Reação rápida – Künast agiu de imediato, proibindo o uso de farelo animal como ração, antes mesmo de a União Européia se pronunciar a respeito. Sem controle da origem dos restos de carne utilizados em seu preparo, o produto era um dos meios de contágio da doença BSE. O aproveitamento de ossos e cérebro igualmente foi terminantemente proibido.

Além do mais, implantou a obrigatoriedade de se realizar teste de BSE em todo boi abatido com mais de 24 meses de idade. Até hoje, cerca de 2,4 milhões de exames foram realizados; 124 casos de vaca louca foram identificados, os dois últimos em animais de quatro e seis anos, na Baviera e em Hessen, no dia 15 de novembro.

Na Grã-Bretanha, desde a década de 80, o contágio atingiu, comprovadamente, mais de 180 mil cabeças de gado. Ao lado da Alemanha, Portugal, Suíça e França igualmente registram grande incidência da doença. Holanda, Bélgica, Luxemburgo, Irlanda, Itália, Espanha e Dinamarca também não escaparam.

Consumo em alta – Passados 12 meses, supermercados e açougues vêem seus fregueses perderem aos poucos o medo. Uma pesquisa de opinião do instituto Dimap revela que 30% dos consumidores não verificam mais a origem da carne que compram. Somente 41% ainda mantêm a prática. Quatro por cento afirmam que jamais se preocuparam com tal informação. Permanece significativa, porém, a fatia daqueles que continuam deixando a carne bovina longe do cardápio: 25%.

Se por um lado, os produtos bovinos vão reconquistando a confiança, por outro os avanços científicos sobre a vaca louca engatinham, sobretudo a respeito das formas de contágio.

"Nós identificamos BSE em animais que nasceram em 1996 e 1997 e foram alimentados com misturas de leite e farelo animal. Como o uso do farelo só foi proibido no fim do ano passado, temos de considerar que ainda surgirão casos da doença nos próximos cinco anos. Mas depois ela não estará erradicada, como podemos ver na Suíça. Lá há casos de reses que não foram alimentadas com farelo e mesmo assim tiveram exame positivo de BSE", observa a ministra Künast.

Solução ainda distante – As esperanças de aperfeiçoamento dos métodos de testes também não se concretizaram até o momento. Ainda não se pode verificar se um animal vivo está doente, nem mesmo nos mais jovens após abatidos.

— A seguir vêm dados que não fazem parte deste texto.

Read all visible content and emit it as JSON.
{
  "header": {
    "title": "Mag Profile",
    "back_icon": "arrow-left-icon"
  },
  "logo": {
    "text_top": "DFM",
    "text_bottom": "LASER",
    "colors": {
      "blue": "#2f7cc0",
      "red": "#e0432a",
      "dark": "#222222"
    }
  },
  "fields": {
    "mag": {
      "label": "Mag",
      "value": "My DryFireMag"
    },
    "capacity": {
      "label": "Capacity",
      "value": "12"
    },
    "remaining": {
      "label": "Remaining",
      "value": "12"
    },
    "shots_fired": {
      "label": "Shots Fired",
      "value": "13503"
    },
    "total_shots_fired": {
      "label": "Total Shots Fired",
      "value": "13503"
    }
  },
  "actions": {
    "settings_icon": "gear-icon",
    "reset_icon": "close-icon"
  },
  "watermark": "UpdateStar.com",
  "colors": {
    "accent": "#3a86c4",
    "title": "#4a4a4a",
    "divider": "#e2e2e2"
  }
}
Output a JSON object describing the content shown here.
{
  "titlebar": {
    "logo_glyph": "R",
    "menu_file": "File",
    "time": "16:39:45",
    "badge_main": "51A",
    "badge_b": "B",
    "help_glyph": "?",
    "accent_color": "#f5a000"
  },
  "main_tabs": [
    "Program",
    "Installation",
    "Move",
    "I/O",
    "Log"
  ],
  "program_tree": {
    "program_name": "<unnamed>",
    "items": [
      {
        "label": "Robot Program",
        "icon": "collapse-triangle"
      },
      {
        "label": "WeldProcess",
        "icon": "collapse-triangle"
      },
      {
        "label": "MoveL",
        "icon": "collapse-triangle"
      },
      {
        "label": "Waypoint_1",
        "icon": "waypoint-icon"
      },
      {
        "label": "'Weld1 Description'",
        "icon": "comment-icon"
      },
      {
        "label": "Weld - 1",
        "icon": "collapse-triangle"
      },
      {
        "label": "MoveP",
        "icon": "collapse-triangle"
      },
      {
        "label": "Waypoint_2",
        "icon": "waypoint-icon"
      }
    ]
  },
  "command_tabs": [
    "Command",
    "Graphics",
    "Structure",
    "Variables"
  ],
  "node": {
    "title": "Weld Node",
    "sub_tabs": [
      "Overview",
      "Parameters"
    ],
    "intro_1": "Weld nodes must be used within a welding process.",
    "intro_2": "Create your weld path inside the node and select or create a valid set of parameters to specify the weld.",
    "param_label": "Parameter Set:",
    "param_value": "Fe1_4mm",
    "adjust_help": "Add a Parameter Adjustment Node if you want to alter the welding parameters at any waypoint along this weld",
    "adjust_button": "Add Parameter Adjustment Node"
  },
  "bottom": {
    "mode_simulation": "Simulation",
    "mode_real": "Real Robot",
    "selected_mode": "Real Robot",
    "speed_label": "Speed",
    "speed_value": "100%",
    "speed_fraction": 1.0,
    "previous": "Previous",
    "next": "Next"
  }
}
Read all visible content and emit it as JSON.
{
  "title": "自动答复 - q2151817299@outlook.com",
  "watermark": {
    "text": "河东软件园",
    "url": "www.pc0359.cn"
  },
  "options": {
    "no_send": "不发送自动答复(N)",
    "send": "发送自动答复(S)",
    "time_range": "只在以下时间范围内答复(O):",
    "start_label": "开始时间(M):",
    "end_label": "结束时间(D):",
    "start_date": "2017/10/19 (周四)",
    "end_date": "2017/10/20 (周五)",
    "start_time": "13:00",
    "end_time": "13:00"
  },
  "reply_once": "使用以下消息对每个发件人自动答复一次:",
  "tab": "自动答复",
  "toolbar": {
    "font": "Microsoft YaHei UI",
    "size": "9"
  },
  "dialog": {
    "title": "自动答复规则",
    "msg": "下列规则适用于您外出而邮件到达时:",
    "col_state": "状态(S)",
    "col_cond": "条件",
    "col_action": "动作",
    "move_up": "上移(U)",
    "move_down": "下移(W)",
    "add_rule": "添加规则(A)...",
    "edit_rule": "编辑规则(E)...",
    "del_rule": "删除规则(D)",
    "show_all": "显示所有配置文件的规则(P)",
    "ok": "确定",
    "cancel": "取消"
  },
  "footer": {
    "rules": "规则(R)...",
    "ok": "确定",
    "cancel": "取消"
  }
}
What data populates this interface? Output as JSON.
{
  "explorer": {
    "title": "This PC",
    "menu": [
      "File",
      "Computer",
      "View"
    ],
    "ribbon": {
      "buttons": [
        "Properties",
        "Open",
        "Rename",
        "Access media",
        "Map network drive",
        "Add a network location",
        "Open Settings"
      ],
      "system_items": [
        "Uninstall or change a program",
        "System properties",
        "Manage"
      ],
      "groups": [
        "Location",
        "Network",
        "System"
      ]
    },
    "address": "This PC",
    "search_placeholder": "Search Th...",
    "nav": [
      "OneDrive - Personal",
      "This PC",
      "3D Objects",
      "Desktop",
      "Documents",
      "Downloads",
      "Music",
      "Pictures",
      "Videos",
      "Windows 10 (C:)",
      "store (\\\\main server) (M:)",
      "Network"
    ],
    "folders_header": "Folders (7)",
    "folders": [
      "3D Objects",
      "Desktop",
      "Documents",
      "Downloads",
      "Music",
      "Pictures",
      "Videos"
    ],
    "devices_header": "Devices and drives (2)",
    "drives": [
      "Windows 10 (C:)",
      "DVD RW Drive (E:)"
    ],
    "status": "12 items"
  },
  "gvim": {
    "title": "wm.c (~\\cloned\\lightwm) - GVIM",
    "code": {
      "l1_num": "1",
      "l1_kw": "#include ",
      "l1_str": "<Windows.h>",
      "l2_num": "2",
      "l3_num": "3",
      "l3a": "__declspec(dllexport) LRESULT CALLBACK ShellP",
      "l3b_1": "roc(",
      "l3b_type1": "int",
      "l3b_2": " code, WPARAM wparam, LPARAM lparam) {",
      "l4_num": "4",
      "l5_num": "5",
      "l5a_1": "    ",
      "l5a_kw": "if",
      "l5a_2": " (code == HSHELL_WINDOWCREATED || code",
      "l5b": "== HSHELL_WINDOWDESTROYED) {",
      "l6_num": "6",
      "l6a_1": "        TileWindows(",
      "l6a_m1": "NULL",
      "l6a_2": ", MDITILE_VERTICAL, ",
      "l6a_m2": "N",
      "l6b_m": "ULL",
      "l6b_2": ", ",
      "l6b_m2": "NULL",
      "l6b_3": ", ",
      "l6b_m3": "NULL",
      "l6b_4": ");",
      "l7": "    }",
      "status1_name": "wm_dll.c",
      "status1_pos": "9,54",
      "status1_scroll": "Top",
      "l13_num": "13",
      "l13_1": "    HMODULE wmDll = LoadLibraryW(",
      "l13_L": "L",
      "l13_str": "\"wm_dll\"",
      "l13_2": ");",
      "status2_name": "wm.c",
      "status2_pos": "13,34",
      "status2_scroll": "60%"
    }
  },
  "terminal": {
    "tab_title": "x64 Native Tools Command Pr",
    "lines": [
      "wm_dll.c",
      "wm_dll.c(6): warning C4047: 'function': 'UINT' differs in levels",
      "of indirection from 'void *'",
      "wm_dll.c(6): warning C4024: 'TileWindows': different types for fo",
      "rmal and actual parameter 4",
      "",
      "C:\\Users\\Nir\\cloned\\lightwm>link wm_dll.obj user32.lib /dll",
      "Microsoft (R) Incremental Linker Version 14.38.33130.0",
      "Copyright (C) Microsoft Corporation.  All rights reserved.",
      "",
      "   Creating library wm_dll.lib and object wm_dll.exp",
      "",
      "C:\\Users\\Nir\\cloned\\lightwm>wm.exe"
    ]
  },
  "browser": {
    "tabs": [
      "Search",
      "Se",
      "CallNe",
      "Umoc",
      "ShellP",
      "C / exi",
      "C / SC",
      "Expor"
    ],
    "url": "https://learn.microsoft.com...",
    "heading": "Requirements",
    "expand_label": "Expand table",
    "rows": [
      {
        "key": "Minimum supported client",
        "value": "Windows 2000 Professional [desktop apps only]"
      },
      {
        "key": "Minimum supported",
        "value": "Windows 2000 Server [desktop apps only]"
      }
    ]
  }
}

"Temos de continuar alertas, mas todas as medidas que podíamos tomar para minimizar os riscos, dentro dos atuais conhecimentos científicos, estão em vigor. Ou seja, os consumidores podem analisar com tranqüilidade se a opção de assado de carne em seu cardápio de Natal", assegura a ministra verde.

No entanto, ela admite que ainda está distante o fim das "fábricas agropecuárias", como o chanceler federal, Gerhard Schröder, chamara o sistema de produção de carne do país no início da crise. O governo está estimulando as chamadas fazendas ecológicas, onde os animais nascem, crescem e vivem naturalmente, e não trancafiados.